The study surveyed private health facilities in six malaria-endemic countries in Asia, Africa and South America. In each country, data collection was carried out in major urban areas (such as the capital city) where malaria is endemic, including: Metro Manila and Puerto Princesa (The Philippines), Bangui (Central African Republic), Lagos (Nigeria), Dakar (Senegal), Dar Es Salam (Tanzania) and Iquitos (Peru). All sites chosen have local malaria transmission, except Metro Manila, where patients none-the-less seek care for malaria-like fevers, often on their return from malaria-endemic areas nearby. All data collectors were under the direct supervision of local collaborating institutions. Private health facilities were selected based on the availability and accessibility: data were collected from at least five easily accessible sites in each country, within a 2 h drive of the collaborating institution. Private health facilities were defined as those that were not part of the government-managed healthcare sector and included both formal and informal private sector facilities. To simplify data analysis, several categories of private health facilities used in an ongoing project (ACTwatch 2008) were adapted to suit the needs of this study. Outlets were classified according to the following three categories: private clinical care providers, Part One pharmacies and private diagnostic laboratories.

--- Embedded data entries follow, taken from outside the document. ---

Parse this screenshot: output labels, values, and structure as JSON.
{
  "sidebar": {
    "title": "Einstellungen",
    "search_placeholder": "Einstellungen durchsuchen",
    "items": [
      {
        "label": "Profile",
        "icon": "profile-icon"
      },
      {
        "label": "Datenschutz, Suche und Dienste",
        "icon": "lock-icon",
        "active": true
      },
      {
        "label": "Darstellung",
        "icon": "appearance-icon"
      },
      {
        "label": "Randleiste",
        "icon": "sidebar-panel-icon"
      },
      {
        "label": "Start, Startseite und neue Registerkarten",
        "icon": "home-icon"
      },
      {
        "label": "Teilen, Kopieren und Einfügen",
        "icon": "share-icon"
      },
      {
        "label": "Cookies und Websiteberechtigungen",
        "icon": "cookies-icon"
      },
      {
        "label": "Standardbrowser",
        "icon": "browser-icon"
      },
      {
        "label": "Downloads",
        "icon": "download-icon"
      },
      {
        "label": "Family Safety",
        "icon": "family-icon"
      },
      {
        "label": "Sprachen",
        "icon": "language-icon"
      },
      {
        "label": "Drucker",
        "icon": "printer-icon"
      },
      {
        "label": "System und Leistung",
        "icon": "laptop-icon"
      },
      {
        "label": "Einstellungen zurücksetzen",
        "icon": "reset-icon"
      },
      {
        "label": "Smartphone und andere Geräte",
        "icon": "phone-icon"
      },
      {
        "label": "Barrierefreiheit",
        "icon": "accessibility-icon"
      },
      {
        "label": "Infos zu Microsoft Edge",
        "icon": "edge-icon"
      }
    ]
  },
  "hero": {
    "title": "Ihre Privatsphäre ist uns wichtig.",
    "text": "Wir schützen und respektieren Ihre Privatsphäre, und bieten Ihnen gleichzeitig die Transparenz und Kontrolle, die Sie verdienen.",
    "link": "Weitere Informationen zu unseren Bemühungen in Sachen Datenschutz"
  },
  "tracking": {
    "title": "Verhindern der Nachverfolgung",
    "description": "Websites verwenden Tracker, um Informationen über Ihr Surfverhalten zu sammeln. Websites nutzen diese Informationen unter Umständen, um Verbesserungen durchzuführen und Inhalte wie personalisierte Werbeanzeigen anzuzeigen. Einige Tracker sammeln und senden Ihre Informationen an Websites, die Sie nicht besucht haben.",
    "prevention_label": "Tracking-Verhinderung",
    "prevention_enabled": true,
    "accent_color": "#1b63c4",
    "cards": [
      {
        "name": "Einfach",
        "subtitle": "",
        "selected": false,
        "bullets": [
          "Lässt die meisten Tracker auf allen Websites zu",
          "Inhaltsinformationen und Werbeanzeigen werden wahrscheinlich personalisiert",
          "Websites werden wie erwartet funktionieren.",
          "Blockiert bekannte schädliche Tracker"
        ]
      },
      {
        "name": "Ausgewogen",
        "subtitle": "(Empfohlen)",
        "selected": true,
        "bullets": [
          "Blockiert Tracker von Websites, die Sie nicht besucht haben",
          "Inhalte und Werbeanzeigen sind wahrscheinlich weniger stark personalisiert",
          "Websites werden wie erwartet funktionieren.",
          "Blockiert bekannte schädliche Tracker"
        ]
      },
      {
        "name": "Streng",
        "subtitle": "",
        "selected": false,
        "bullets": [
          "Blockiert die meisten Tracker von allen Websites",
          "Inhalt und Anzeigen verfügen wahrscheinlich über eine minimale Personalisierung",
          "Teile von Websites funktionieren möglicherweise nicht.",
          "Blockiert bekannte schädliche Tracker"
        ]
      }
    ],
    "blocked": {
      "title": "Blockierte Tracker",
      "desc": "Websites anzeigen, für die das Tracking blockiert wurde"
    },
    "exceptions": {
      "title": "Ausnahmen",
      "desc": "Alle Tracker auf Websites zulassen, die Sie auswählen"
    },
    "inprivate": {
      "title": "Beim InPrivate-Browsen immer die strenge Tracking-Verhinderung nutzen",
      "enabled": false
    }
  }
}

Data were compiled based on a questionnaire already in use for collecting data on essential medicines, modified to determine RDT availability and pricing. After adequate training by the respective institutions, the data collectors recorded information about the facility itself (type of outlet, level of care) and the malaria RDT(s) available (product name, type, manufacturer, lot number and expiry date). Data collectors also collected information on the ‘price that the patient paid to be tested’ with an RDT, which may include a ‘service fee’ or ‘laboratory fee’ for performing the assay, but did not include a consultation fee. Where possible, data collectors were instructed to buy three RDTs of each product type available (to test one low positive malaria sample, one high positive malaria sample and one negative malaria sample) with the accompanying buffer. The RDTs were selected by the outlet vendors, simulating a routine patient purchase. Quality control testing was performed by the participating institution at each study site, using a standardized protocol (WHO, TDR & FIND 2008).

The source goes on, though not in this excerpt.